The Elder Abuse Act makes certain enhanced remedies available to a plaintiff who proves abuse of a person that is 65 years of age or older. (Welf. & Inst. Code, §§ 15610.27, 15657.) A plaintiff must prove by “clear and convincing evidence” that a defendant is liable for physical abuse, neglect, or financial abuse (as defined by the Elder Abuse Act) and the defendant acted with “recklessness, oppression, fraud, or malice” while committing the abuse. (Welf. & Inst. Code, §15657.)
Neglect, as defined in the Elder Abuse Act, includes the failure “to exercise that degree of care that a reasonable person in a like position would exercise.” (Welf. & Inst. Code, § 15610.57, subd. (a)(1).) Neglect includes, failure to assist in personal hygiene or in the provision of food; the failure to provide medical care for physical and mental health needs; the failure to protect from health and safety hazards; and the failure to prevent malnutrition or dehydration. (Id., subd. (b).) The “statutory definition of `neglect’ speaks not of the undertaking of medical services, but of the failure to provide medical care.” (Covenant Care, Inc. v. Superior Court (2004) 32 Cal.4th 771, 783.) Thus, acts of negligence in the rendition of medical services are not governed by the Elder Abuse Act. (Delaney v. Baker (1999) 20 Cal.4th 23, 34.)
Recklessness is not defined in the Elder Abuse Act, but in this context it is “a subjective state of culpability greater than simple negligence, which has been described as a `deliberate disregard’ of the `high degree of probability’ that an injury will occur[.]” (Delaney v.

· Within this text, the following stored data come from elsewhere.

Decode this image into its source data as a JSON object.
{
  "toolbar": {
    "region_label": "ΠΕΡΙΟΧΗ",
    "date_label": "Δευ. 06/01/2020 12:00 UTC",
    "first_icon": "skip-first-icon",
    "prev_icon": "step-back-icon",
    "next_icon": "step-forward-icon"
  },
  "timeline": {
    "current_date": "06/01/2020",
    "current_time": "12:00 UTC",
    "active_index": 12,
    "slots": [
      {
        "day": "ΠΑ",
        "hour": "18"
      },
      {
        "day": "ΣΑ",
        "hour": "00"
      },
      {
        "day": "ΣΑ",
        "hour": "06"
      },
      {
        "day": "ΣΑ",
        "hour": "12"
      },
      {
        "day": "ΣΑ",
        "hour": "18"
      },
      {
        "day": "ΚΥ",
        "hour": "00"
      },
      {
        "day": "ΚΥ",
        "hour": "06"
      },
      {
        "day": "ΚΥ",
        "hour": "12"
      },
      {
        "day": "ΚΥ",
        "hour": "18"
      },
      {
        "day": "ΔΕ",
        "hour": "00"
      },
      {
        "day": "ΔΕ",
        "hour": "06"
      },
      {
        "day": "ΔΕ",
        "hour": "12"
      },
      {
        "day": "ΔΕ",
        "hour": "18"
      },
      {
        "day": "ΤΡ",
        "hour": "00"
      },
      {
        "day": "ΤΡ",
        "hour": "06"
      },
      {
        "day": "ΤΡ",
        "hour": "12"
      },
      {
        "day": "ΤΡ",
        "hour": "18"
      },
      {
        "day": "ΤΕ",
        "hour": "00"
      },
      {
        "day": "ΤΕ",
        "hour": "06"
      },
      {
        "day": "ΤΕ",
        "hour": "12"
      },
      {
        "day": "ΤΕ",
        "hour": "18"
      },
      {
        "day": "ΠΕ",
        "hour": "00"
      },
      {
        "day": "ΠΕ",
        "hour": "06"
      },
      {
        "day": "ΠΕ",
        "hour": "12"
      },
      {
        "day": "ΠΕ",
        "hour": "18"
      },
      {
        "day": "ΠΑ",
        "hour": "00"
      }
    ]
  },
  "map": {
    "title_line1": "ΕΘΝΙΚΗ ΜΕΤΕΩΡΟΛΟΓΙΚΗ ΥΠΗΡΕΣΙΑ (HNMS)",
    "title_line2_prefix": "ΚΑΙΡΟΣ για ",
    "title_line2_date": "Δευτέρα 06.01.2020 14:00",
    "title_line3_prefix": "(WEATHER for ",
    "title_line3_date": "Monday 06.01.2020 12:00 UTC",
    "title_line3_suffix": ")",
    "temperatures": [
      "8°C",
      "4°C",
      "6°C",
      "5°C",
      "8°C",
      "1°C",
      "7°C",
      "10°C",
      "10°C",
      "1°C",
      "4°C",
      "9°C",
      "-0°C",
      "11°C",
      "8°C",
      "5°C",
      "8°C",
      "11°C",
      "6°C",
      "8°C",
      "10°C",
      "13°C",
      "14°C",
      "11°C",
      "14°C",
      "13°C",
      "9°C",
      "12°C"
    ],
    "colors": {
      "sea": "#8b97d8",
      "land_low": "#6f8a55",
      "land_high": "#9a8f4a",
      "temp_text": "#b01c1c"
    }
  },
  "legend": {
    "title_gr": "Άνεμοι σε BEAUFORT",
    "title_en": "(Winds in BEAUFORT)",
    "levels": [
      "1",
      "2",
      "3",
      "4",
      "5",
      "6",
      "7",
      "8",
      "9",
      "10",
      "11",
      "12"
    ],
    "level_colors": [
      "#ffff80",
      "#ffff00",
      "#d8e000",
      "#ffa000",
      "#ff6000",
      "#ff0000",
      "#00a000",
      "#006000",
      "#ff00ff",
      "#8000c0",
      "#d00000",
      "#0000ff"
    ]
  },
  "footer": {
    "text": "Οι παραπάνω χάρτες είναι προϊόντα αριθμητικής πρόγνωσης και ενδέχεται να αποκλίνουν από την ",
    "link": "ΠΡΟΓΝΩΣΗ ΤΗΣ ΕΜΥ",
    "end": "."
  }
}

Baker, supra, 20 Cal.4th at p. 31.) “Recklessness, unlike negligence, involves more than `inadvertence, incompetence, unskillfulness, or failure to take precautions’ but rather rises to the level of a `conscious choice of a course of action . . . with knowledge of the serious danger to others involved in it.’ [Citation].” (Id. at pp. 31-32.)

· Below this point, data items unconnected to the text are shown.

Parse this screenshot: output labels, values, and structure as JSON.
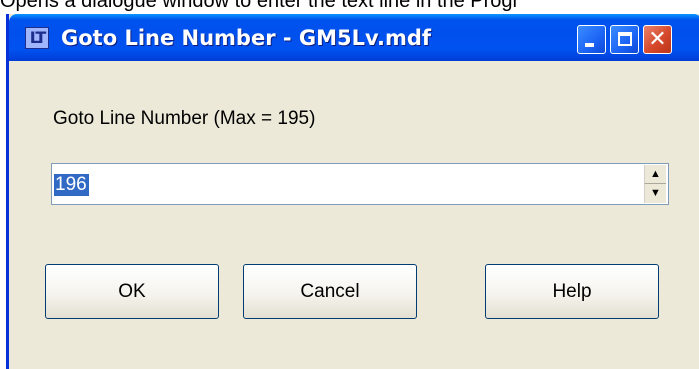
{
  "caption": "Opens a dialogue window to enter the text line in the Progr",
  "window": {
    "title": "Goto Line Number - GM5Lv.mdf",
    "icon": "app-logo-icon",
    "icon_text": "LT",
    "controls": {
      "minimize": "minimize-icon",
      "maximize": "maximize-icon",
      "close": "close-icon",
      "close_glyph": "✕"
    }
  },
  "dialog": {
    "prompt": "Goto Line Number  (Max = 195)",
    "line_input": {
      "value": "196",
      "spin_up": "▲",
      "spin_down": "▼"
    },
    "buttons": {
      "ok": "OK",
      "cancel": "Cancel",
      "help": "Help"
    }
  },
  "colors": {
    "titlebar": "#0053ee",
    "window_bg": "#ece9d8",
    "close_button": "#d6492c",
    "selection": "#316ac5"
  }
}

To recover for enhanced remedies under the Elder Abuse Act from an employer for the acts of one or more employees, a plaintiff must plead and prove facts that would permit imposition of punitive damages against an employer pursuant to Civil Code section 3294, subdivision (b). (Welf. & Inst. Code, § 15657, subd. (c).) Civil Code section 3294 imposes punitive damages on a corporate employer if (1) “the employer had advance knowledge of the unfitness of the employee and employed him or her with a conscious disregard of the rights or safety of others”; or (2) the employer “ratified the wrongful conduct”; and (3) the conduct described above was “on the part of an officer, director, or managing agent of the corporation.” (Civ. Code, § 3294, subd. (b).)

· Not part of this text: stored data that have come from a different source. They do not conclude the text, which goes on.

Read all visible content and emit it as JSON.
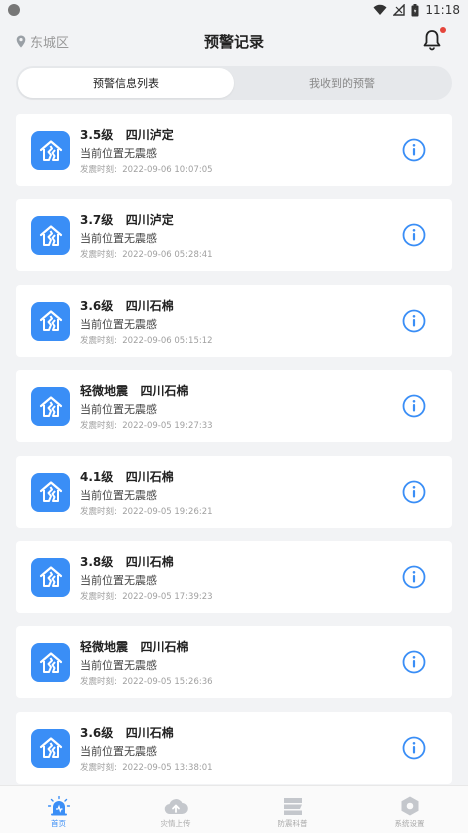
{
  "status_bar": {
    "time": "11:18"
  },
  "header": {
    "location": "东城区",
    "title": "预警记录"
  },
  "tabs": [
    {
      "label": "预警信息列表",
      "active": true
    },
    {
      "label": "我收到的预警",
      "active": false
    }
  ],
  "time_prefix": "发震时刻:",
  "records": [
    {
      "title": "3.5级   四川泸定",
      "status": "当前位置无震感",
      "time": "发震时刻:  2022-09-06 10:07:05"
    },
    {
      "title": "3.7级   四川泸定",
      "status": "当前位置无震感",
      "time": "发震时刻:  2022-09-06 05:28:41"
    },
    {
      "title": "3.6级   四川石棉",
      "status": "当前位置无震感",
      "time": "发震时刻:  2022-09-06 05:15:12"
    },
    {
      "title": "轻微地震   四川石棉",
      "status": "当前位置无震感",
      "time": "发震时刻:  2022-09-05 19:27:33"
    },
    {
      "title": "4.1级   四川石棉",
      "status": "当前位置无震感",
      "time": "发震时刻:  2022-09-05 19:26:21"
    },
    {
      "title": "3.8级   四川石棉",
      "status": "当前位置无震感",
      "time": "发震时刻:  2022-09-05 17:39:23"
    },
    {
      "title": "轻微地震   四川石棉",
      "status": "当前位置无震感",
      "time": "发震时刻:  2022-09-05 15:26:36"
    },
    {
      "title": "3.6级   四川石棉",
      "status": "当前位置无震感",
      "time": "发震时刻:  2022-09-05 13:38:01"
    }
  ],
  "nav": [
    {
      "label": "首页",
      "icon": "alarm-icon",
      "active": true
    },
    {
      "label": "灾情上传",
      "icon": "cloud-upload-icon",
      "active": false
    },
    {
      "label": "防震科普",
      "icon": "book-icon",
      "active": false
    },
    {
      "label": "系统设置",
      "icon": "settings-icon",
      "active": false
    }
  ],
  "colors": {
    "accent": "#3a8ef6",
    "notification_dot": "#e5453b"
  }
}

The court in Carter v. Prime Healthcare Paradise Valley LLC (2011) 198 Cal.App.4th 396, reviewed the cases applying the foregoing legal principles as construed in case law to determine the pleading requirements sufficient to state a cause of action for a violation of the Elder Abuse Act. The plaintiff must allege facts establishing that the defendant: “(1) had responsibility for meeting the basic needs of the elder or dependent adult,” including nutrition, hydration, hygiene, or medical care; “(2) knew of conditions that made the elder or dependent adult unable to provide for his or her own basic needs”; and “(3) denied or withheld goods or services necessary to meet the elder or dependent adult’s basic needs, either with knowledge that injury was substantially certain . . . or with conscious disregard of the high probability of such injury . . . .” (Id. at pp. 406-407.) The plaintiff must also allege that the neglect caused the elder or dependent adult to suffer physical harm, pain or mental suffering, and the causal link between the neglect and injury must be specifically alleged. (Id. at p. 407.)